Bijzonderheden en wetgeving

  • Er kwam in 1937 een beperkte Grondwetsherziening tot stand. De benoeming van ministers zonder portefeuille wordt mogelijk en er komt een mogelijkheid tot het instellen van openbare lichamen van beroep en bedrijf. Een voorstel om revolutionaire volksvertegenwoordigers hun lidmaatschap te kunnen ontnemen, werd bij de tweede lezing verworpen.
  • Minister Romme van Sociale Zaken trachtte via openbare werken werklozen aan werk te helpen. Daarnaast voerde hij een spaarregeling voor werklozen in ('het Kwartje van Romme'). Bij ieder kwartje dat een werkloze per week spaarde, legde de overheid er een kwartje bij.
  • In maart 1938 was er een nationaal-socialistische machtsovername in Oostenrijk en vond de 'Anschluss' (aansluiting) van dat land bij Duitsland plaats. In datzelfde jaar vond in september de conferentie van München plaats, waarna Duitsland delen van Tsjecho-Slowakije, met name Sudentenland, mocht annexeren.
  • Op 29 september 1938 werd de toestand van oorlogsgevaar afgekondigd en werden grensbataljons gemobiliseerd. Tevens kwamen er diverse spoedwetten, onder meer om hamsteren en prijsopdrijving tegen te gaan en vordering van schepen mogelijk te maken. Een besluit tot mobilisatie werd nog niet genomen en de dreiging werd na de Conferentie van München minder.
  • In april 1939 viel Italië Albanië binnen. Nederland handhaafde een strikte neutraliteit, maar mobiliseerde opnieuw de grensbataljons.

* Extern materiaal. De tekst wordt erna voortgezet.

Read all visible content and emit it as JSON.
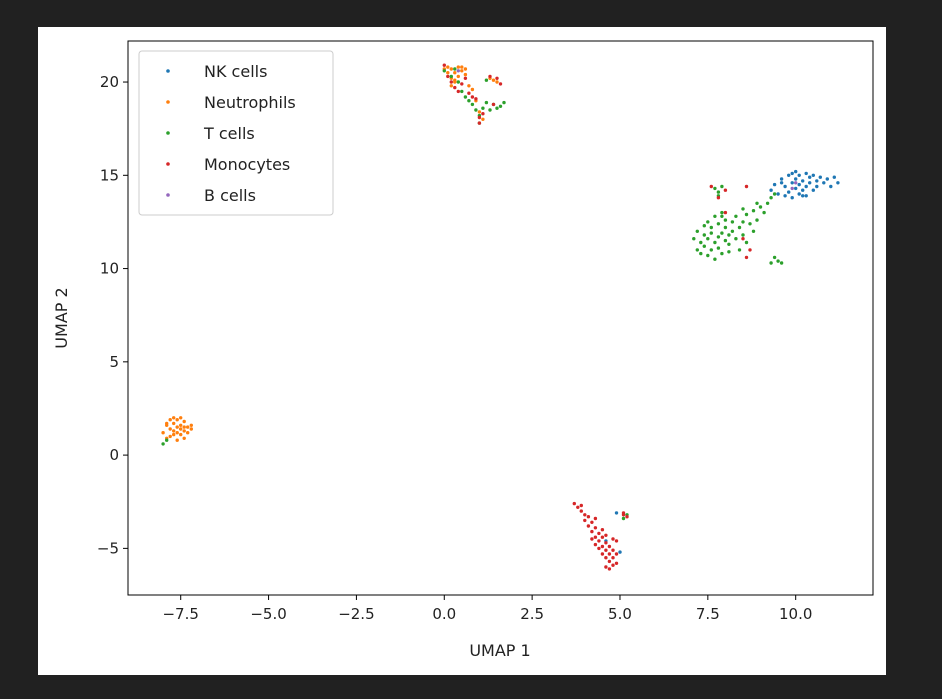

  • Minister Goseling voerde een restrictief toelatingsbeleid voor Duitse (joodse) vluchtelingen. Na de Kristallnacht van november 1938 werd de toelating iets verruimd.
  • Minister Welter van Koloniën wees in november 1938 een verzoek om grotere autonomie van Nederlands-Indië af. Dat verzoek was in 1936 gedaan door de Volksraad (een uit inlanders en Indische Nederlanders bestaand adviesorgaan), die de regering verzocht een conferentie bijeen te roepen om over geleidelijke zelfstandigheid te praten.
  • Door de minister van Defensie, Van Dijk, werden enkele maatregelen genomen om de defensie te versterken. De dienstplicht werd verlengd.
  • De positie van minister Goseling van Justitie kwam begin 1939 ter discussie te staan vanwege de affaire-Oss i. De minister werd ervan beschuldigd een onderzoek van de marechaussee in Oss naar een zedenmisdrijf waarbij katholieke geestelijken zijn betrokken te hebben tegengewerkt. Een Kamercommissie velde een hard oordeel over het besluit van de minister, hoewel de goede trouw van de minister niet ter discussie stond. Dat oordeel werd gedeeld door de meerderheid van de Tweede Kamer. Op het moment dat dit oordeel werd uitgesproken, was het kabinet echter al gevallen.